Their report was highly critical of the State Department’s handling of at the U.S. outpost. Pickering, who also appeared on the Sunday shows, defended his scathing assessment but absolved former Secretary of State Hillary Rodham Clinton.
“We knew where the responsibility rested,” said Pickering, whose career working for Republican and Democratic administrations, spans four decades.
Issa said he wants to know with whom the pair spoke to reach their conclusions about Clinton. Cummings suggested that they testify in public before the committee on May 22.
“This is a failure, it needs to be investigated. Our committee can investigate. Now, Ambassador Pickering, his people and he refused to come before our committee,” Issa said Sunday.
Pickering, sitting next to Issa during an appearance on one Sunday show, disputed the chairman’s account and said that he was willing to testify before the committee.
“That is not true,” said the former top diplomat, referring to Issa’s claim that he refused to appear before the committee.

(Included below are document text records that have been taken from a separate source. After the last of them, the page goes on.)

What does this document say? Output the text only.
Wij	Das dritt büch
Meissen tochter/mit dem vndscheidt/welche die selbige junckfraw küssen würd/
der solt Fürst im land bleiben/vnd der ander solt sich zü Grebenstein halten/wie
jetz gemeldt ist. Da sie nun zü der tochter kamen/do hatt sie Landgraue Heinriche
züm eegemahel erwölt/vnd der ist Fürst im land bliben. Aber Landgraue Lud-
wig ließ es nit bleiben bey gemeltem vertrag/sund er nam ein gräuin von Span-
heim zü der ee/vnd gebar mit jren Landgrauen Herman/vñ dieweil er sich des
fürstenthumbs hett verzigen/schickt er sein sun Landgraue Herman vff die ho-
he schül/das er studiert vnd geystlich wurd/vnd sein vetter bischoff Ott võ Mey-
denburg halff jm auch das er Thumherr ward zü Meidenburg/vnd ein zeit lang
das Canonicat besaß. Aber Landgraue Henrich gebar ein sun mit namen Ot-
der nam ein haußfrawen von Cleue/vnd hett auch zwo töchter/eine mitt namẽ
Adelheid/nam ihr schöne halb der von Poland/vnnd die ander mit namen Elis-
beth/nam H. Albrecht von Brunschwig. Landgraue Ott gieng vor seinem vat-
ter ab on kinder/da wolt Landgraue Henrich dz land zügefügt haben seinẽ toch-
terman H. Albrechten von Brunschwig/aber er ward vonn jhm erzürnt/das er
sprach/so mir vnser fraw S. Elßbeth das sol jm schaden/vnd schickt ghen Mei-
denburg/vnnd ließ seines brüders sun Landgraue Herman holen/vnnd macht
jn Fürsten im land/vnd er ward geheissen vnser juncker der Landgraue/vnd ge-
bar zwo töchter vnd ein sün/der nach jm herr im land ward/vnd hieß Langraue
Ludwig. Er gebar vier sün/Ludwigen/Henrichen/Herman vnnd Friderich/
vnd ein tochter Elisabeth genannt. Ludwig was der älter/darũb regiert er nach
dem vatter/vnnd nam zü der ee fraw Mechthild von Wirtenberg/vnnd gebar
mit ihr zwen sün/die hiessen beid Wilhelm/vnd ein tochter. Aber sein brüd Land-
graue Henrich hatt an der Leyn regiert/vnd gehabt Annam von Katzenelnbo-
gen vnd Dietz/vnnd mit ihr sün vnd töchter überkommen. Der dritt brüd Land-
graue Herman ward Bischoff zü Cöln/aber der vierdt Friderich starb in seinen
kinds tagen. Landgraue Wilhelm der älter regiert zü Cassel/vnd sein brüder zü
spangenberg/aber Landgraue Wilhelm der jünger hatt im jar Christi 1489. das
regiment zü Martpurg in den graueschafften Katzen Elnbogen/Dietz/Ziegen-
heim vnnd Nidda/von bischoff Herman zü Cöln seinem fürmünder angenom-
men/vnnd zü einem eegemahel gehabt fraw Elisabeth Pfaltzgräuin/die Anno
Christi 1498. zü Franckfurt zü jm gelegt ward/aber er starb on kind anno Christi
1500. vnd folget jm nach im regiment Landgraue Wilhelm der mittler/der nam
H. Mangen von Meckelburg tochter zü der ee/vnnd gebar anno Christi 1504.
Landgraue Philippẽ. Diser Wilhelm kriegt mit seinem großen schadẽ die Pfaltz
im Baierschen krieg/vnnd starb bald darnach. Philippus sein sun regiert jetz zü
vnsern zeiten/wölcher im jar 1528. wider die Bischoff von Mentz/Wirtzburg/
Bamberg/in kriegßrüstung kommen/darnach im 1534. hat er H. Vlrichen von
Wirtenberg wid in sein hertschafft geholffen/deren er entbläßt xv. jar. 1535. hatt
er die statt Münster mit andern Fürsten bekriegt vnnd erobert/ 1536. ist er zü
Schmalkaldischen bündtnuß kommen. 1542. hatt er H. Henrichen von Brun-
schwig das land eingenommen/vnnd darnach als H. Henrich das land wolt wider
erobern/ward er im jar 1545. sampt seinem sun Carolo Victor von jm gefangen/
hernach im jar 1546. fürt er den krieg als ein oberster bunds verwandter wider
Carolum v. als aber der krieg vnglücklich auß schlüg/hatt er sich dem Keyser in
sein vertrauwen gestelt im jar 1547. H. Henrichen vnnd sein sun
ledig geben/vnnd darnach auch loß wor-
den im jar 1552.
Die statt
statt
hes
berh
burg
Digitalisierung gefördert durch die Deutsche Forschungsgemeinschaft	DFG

In a separate interview, Pickering said he asked, via the White House, to appear at last Wednesday’s hearing by the House Oversight and Government Reform Committee in which three State Department officials testified. He said he could have answered many of the questions lawmakers raised, such as whether U.S. military forces could have saved Americans had they dispatched F-16 jet fighters to the consulate, some 1,600 miles away from the nearest likely launching point.
“Mike Mullen, who was part of this report and indeed worked very closely with all of us and shared many of the responsibilities directly with me, made it very clear that his view as a former chairman of the Joint Chiefs of Staff that there were nothing within range that could have made a difference,” Pickering said.